All the new wealth caught the eye of President Lincoln who needed gold and silver to pay Civil War expenses. On October 31, 1864, Lincoln made Nevada a state although it did not contain enough people to constitutionally authorize statehood.

Photo of gravestones in the cemetery on the north side of Virginia City.

Engineers made amazing breakthroughs to facilitate the silver removal. New honey-combed, square-set timbers became the industry standard to shore up mine shafts. Water pipes were stretched from the Lake Tahoe Basin to provide over 2 million gallons of fresh mountain water daily. A four mile long tunnel was blasted from solid rock by Adolph Sutro to drain over 10 million gallons of boiling, rancid water per day from the lower levels of the mines. And the Virginia & Truckee Railroad, "the crookedest railroad in the world" due to its dizzying descent of 1,600 feet in 13 miles, soon connected Virginia City to Carson City, Reno and the new transcontinental railroad.

At the peak of its glory around 1876, Virginia City was a boisterous town with something going on 24 hours a day (above and below ground) for its 30,000 residents. There were over 150 saloons.

What an era! Three churches, Shakespeare plays and dances at Piper’s Opera House, dog fights, opium dens, newspapers, competing fire companies, at least five police precincts, a thriving red-light district, and the first Miner's Union in the U.S. The International Hotel was six stories high and boasted the West's first elevator, called a "rising room." 

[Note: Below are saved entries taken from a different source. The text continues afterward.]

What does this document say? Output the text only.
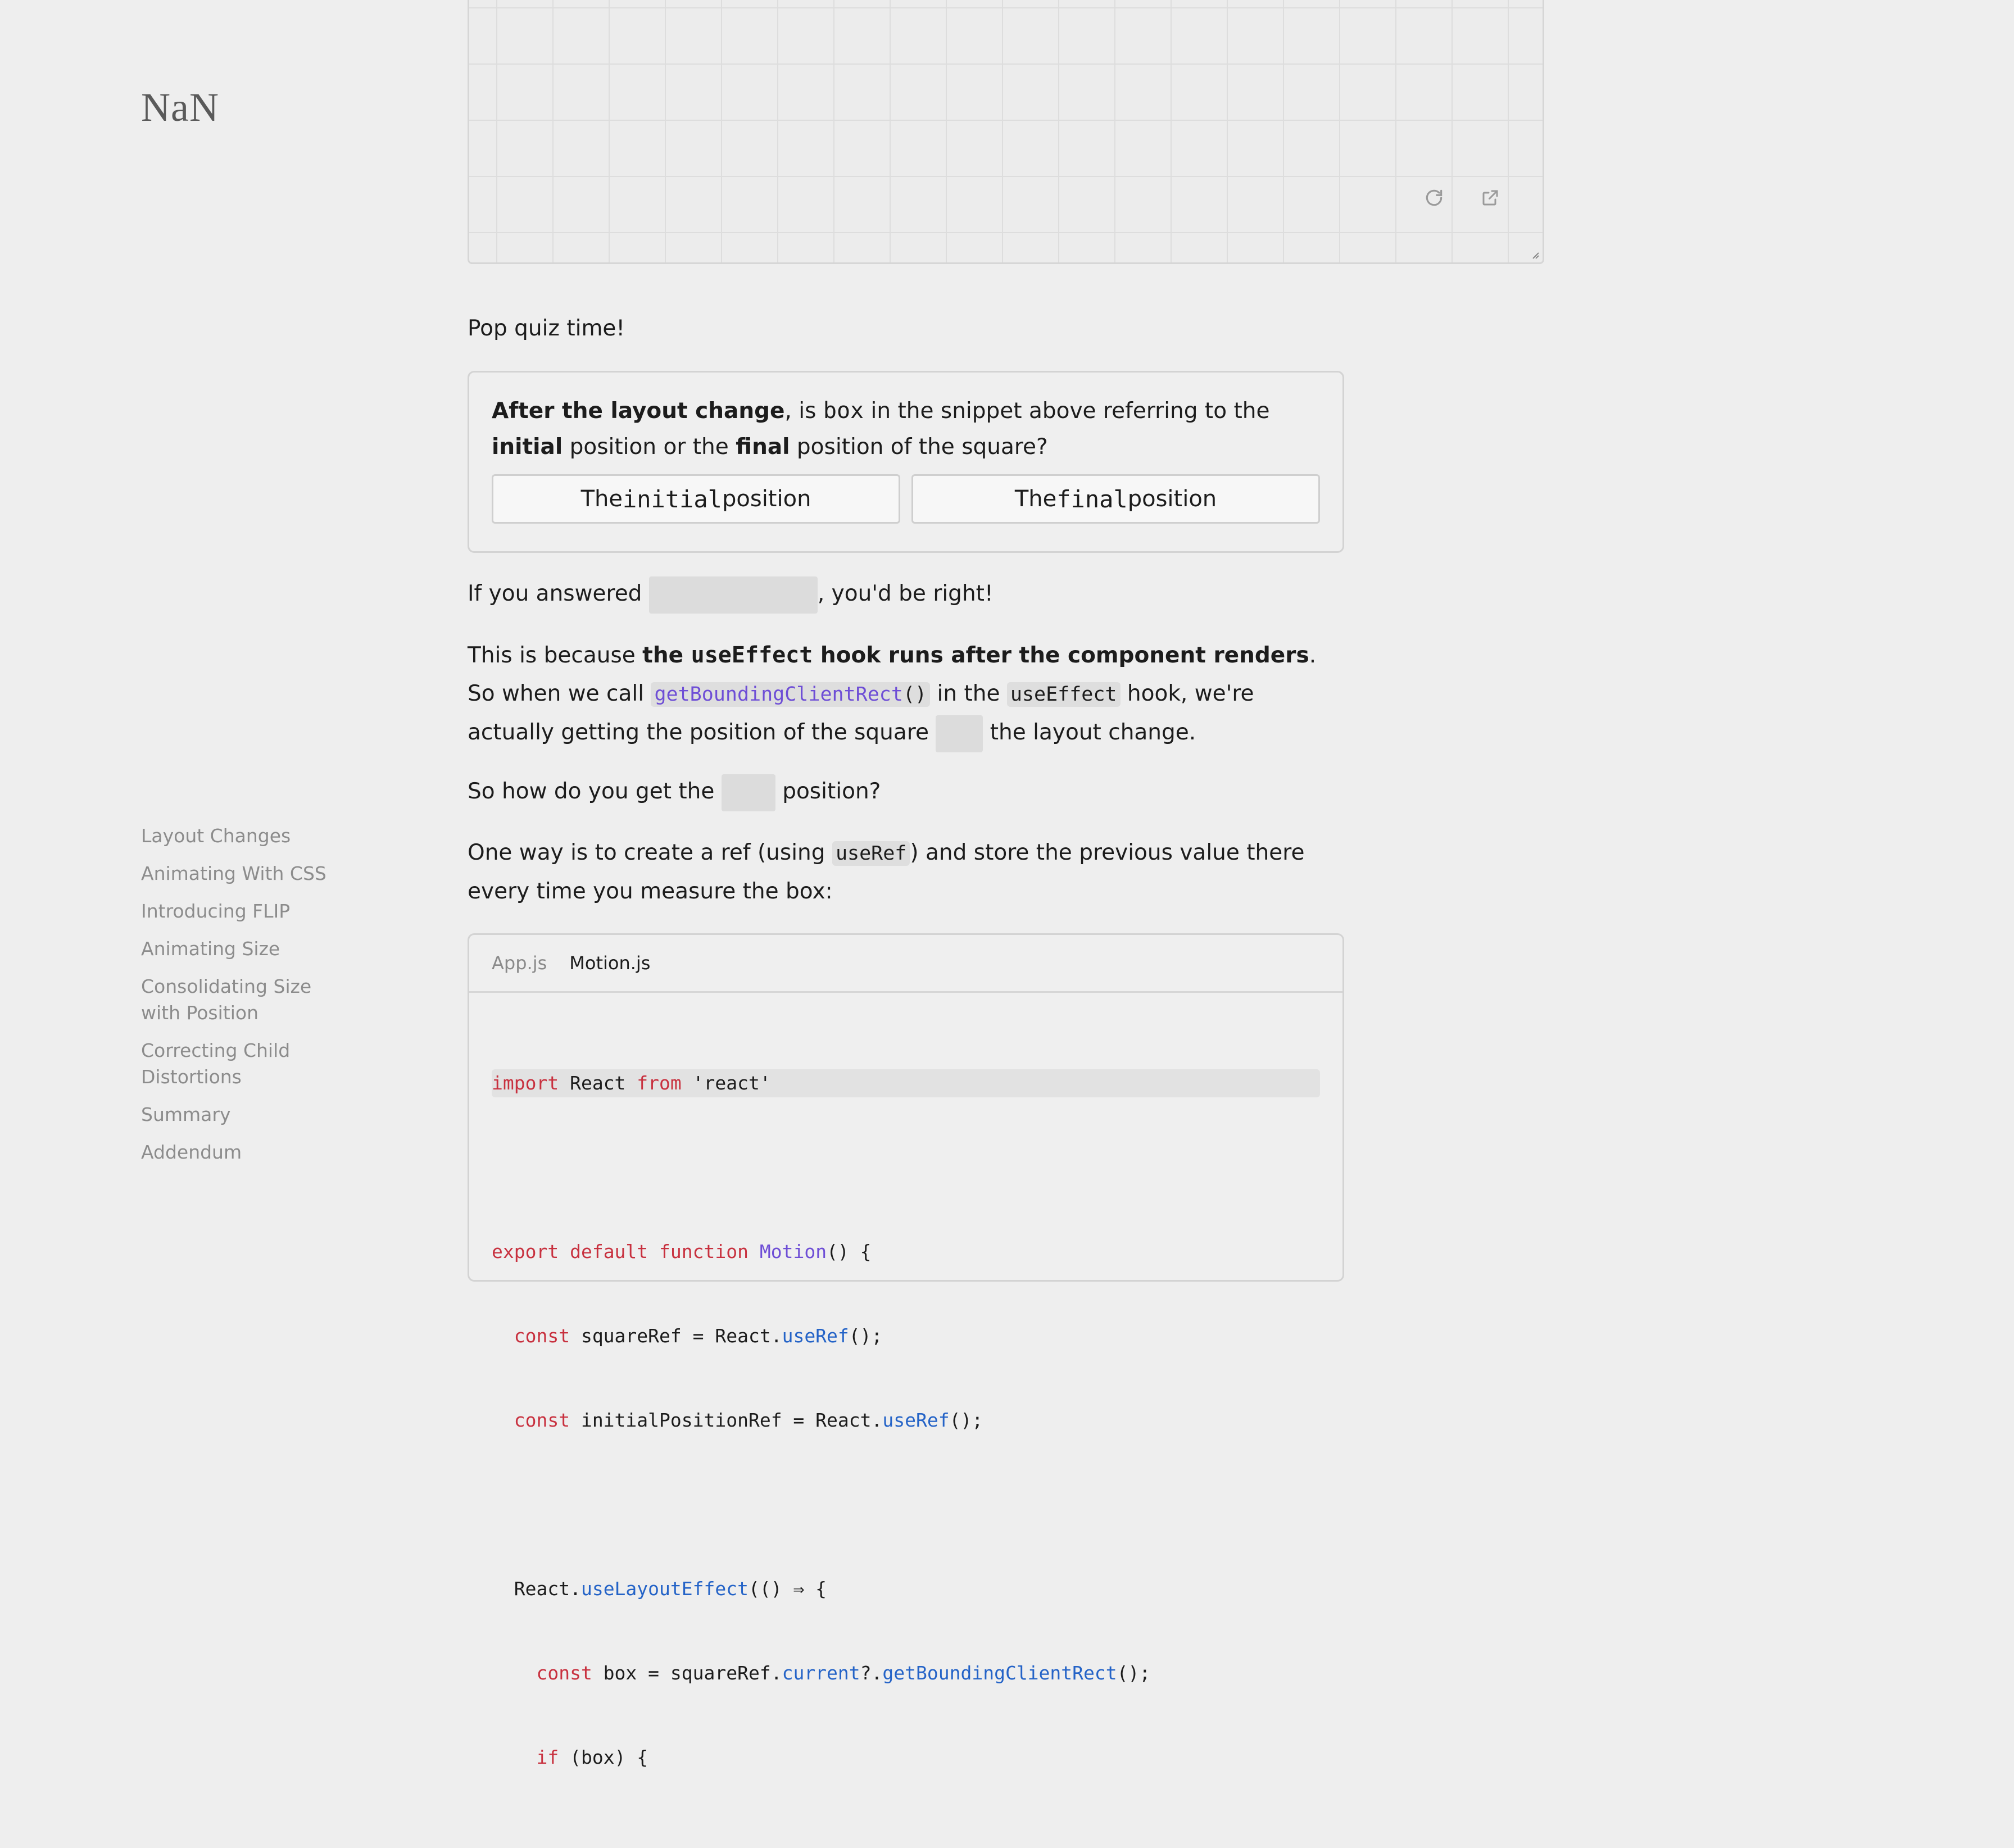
NaN
Layout Changes
Animating With CSS
Introducing FLIP
Animating Size
Consolidating Size with Position
Correcting Child Distortions
Summary
Addendum

Pop quiz time!

If you answered	, you'd be right!

This is because the useEffect hook runs after the component renders. So when we call getBoundingClientRect() in the useEffect hook, we're actually getting the position of the square  the layout change.

So how do you get the  position?

One way is to create a ref (using useRef ) and store the previous value there every time you measure the box:

After the layout change, is box in the snippet above referring to the initial position or the final position of the square?

The initial position	The final position
App.js Motion.js

import React from 'react'

export default function Motion() {

const squareRef = React.useRef();

const initialPositionRef = React.useRef();

React.useLayoutEffect(() ⇒ {

const box = squareRef.current?.getBoundingClientRect();

if (box) {
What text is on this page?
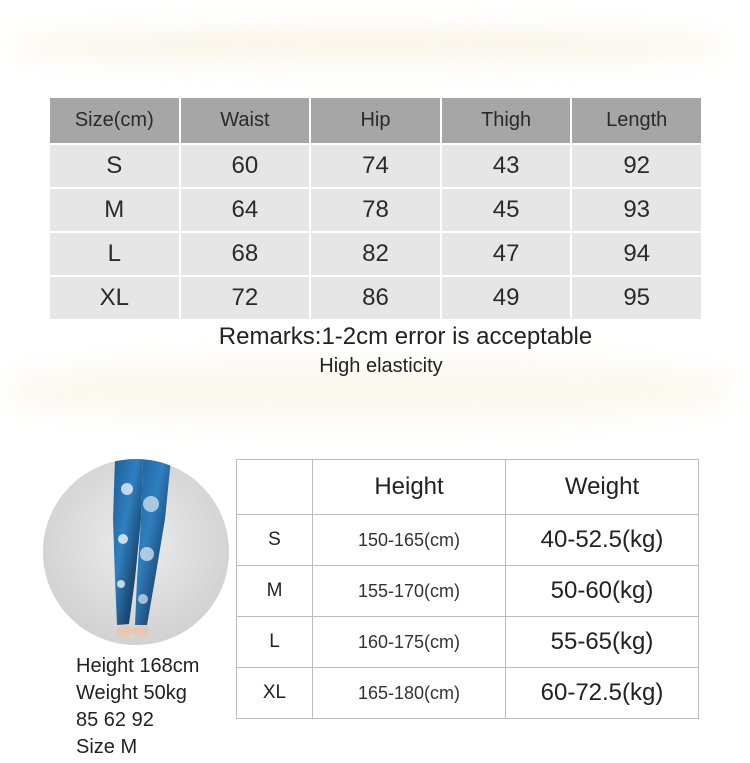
Size(cm)	Waist	Hip	Thigh	Length
S	60	74	43	92
M	64	78	45	93
L	68	82	47	94
XL	72	86	49	95
Remarks:1-2cm error is acceptable
High elasticity
Height 168cm
Weight 50kg
85 62 92
Size M
	Height	Weight
S	150-165(cm)	40-52.5(kg)
M	155-170(cm)	50-60(kg)
L	160-175(cm)	55-65(kg)
XL	165-180(cm)	60-72.5(kg)
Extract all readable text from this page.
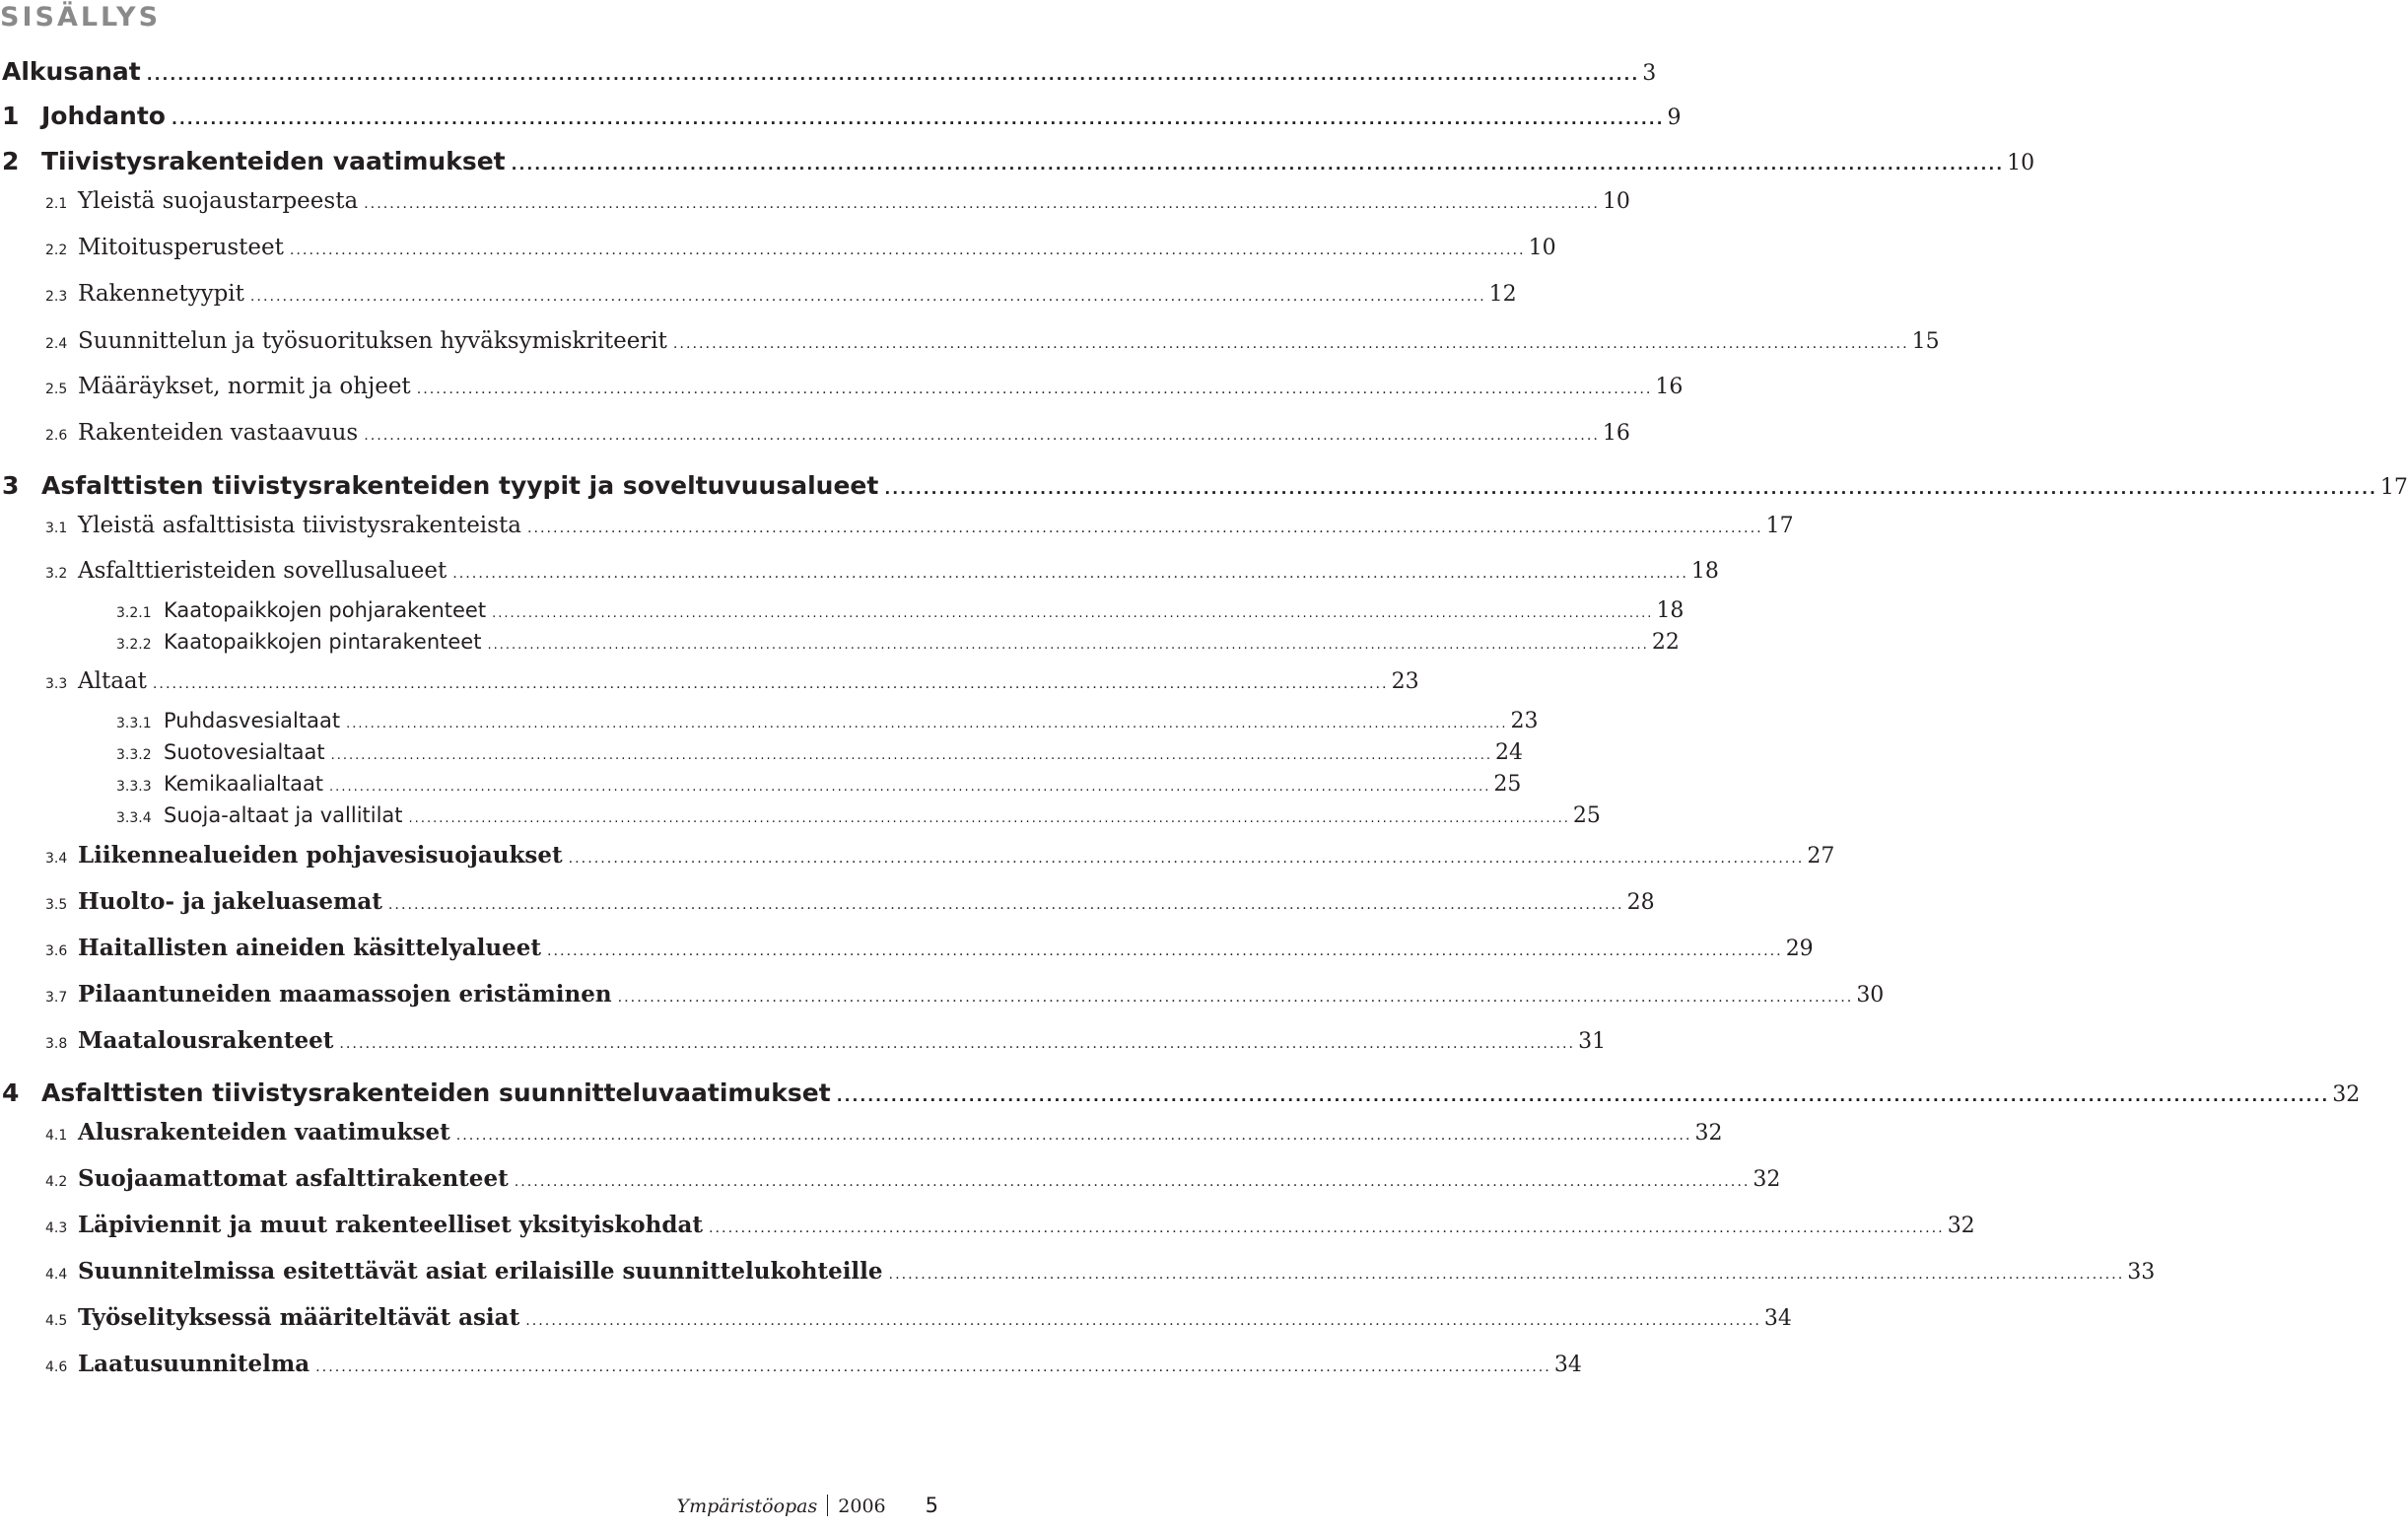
SISÄLLYS
Alkusanat ................................................................................................................................................................................................ 3
1 Johdanto ................................................................................................................................................................................................ 9
2 Tiivistysrakenteiden vaatimukset ................................................................................................................................................................................................ 10
2.1 Yleistä suojaustarpeesta ................................................................................................................................................................................................ 10
2.2 Mitoitusperusteet ................................................................................................................................................................................................ 10
2.3 Rakennetyypit ................................................................................................................................................................................................ 12
2.4 Suunnittelun ja työsuorituksen hyväksymiskriteerit ................................................................................................................................................................................................ 15
2.5 Määräykset, normit ja ohjeet ................................................................................................................................................................................................ 16
2.6 Rakenteiden vastaavuus ................................................................................................................................................................................................ 16
3 Asfalttisten tiivistysrakenteiden tyypit ja soveltuvuusalueet ................................................................................................................................................................................................ 17
3.1 Yleistä asfalttisista tiivistysrakenteista ................................................................................................................................................................................................ 17
3.2 Asfalttieristeiden sovellusalueet ................................................................................................................................................................................................ 18
3.2.1 Kaatopaikkojen pohjarakenteet ................................................................................................................................................................................................ 18
3.2.2 Kaatopaikkojen pintarakenteet ................................................................................................................................................................................................ 22
3.3 Altaat ................................................................................................................................................................................................ 23
3.3.1 Puhdasvesialtaat ................................................................................................................................................................................................ 23
3.3.2 Suotovesialtaat ................................................................................................................................................................................................ 24
3.3.3 Kemikaalialtaat ................................................................................................................................................................................................ 25
3.3.4 Suoja-altaat ja vallitilat ................................................................................................................................................................................................ 25
3.4 Liikennealueiden pohjavesisuojaukset ................................................................................................................................................................................................ 27
3.5 Huolto- ja jakeluasemat ................................................................................................................................................................................................ 28
3.6 Haitallisten aineiden käsittelyalueet ................................................................................................................................................................................................ 29
3.7 Pilaantuneiden maamassojen eristäminen ................................................................................................................................................................................................ 30
3.8 Maatalousrakenteet ................................................................................................................................................................................................ 31
4 Asfalttisten tiivistysrakenteiden suunnitteluvaatimukset ................................................................................................................................................................................................ 32
4.1 Alusrakenteiden vaatimukset ................................................................................................................................................................................................ 32
4.2 Suojaamattomat asfalttirakenteet ................................................................................................................................................................................................ 32
4.3 Läpiviennit ja muut rakenteelliset yksityiskohdat ................................................................................................................................................................................................ 32
4.4 Suunnitelmissa esitettävät asiat erilaisille suunnittelukohteille ................................................................................................................................................................................................ 33
4.5 Työselityksessä määriteltävät asiat ................................................................................................................................................................................................ 34
4.6 Laatusuunnitelma ................................................................................................................................................................................................ 34
Ympäristöopas 2006 5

Today, the Virginia City National Historic Landmark (largest federally designated historical district in America), through a combination of federal, state and local grants and private contributions, is bringing back historical treasures like the Comstock cemeteries, Piper’s Opera House and the Fourth Ward School. Track for the Virginia & Truckee (V&T) Railroad runs again on from Virginia City and Gold Hill all the way down to the edge of Carson City.  And "C" Street, the main business avenue in Virginia City, is lined with 1870's buildings housing restaurants, bed and breakfast inns, motels, and specialty shops of all kinds.

Exploring the area by mountain bike, horseback or off-highway vehicle is popular. For your safety, view mining features from a distance unless they are specifically open to visitors. Abandoned buildings, mine shafts and tunnels are inviting but extremely hazardous; stay out and stay alive!